The open sunlight to the camera right side of the frame made a nice light source and I could grab a series of head shots in just a couple minutes.
Don't ignore what the ambient is offering you just because you trucked in the flashes. Being able to light is an additive skill, not a death sentence to available light shooting.
Next, over to the tree, where I wanted to do another setup.
Remembering the exposure test seen above, I dropped my ambient about two stops and then set up an SB-800 in a Lumiquest SB-III as a key light.
Here is the setup. As you can see, I am almost exposing for full sun (at left) even though I am in deep shade for the shot.Then, I'll build back the light on the subject with flash.
My key (the LumiQuest SB-III) is a pretty hard light source at that distance. But that's okay because I am going to fill with ring to be able to see into the shadows while still keeping that background ambient muted and blue.
Against the blue, I gelled my SB-800 key light with a 1/4 CTO. One of my SB-800's has a 1/4 CTO pretty much permanently attached. I just use it as my key all the time, which saves me any gel swapping.
What can I say? I am lazy.
So, the ambient sets the exposure -- dropped for color and tonal contrast. To that I add in my key, until the tree looks right. (Linda Joy approximates the tree on a tonal basis, so that will be an easy adjustment if needed when she steps in.)

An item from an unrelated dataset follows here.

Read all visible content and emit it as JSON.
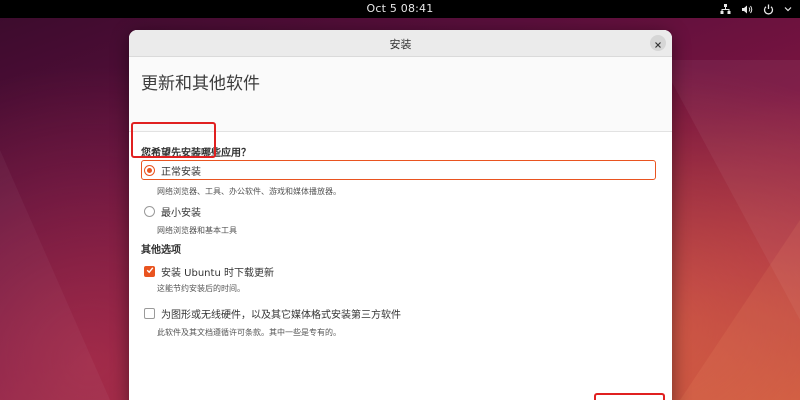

To that, I add some ring fill (hey, I been practicin'...) which will bring up her shadow side exactly as much as I want. Controlling the drop-off amount to shadow allows me to use a smaller key light source and get away with it. If the shadow does not drop off too far, it can be harder with no ill effects.
When I bring Linda Joy in, we are still deep in conversation. It's just that now, she is standing in front of the tree while we are yakking.
Sure, she knows she is getting her photo taken. But by now the edge has worn off a little. Also, I have showed her some of the results of the shoot up until now, and the thought has occurred to her that I just might not be out to make her look terrible. Imagine that.
About five minutes later we were done. And we still had our entire day ahead of us, as we would normally both have been just rolling out of bed about now.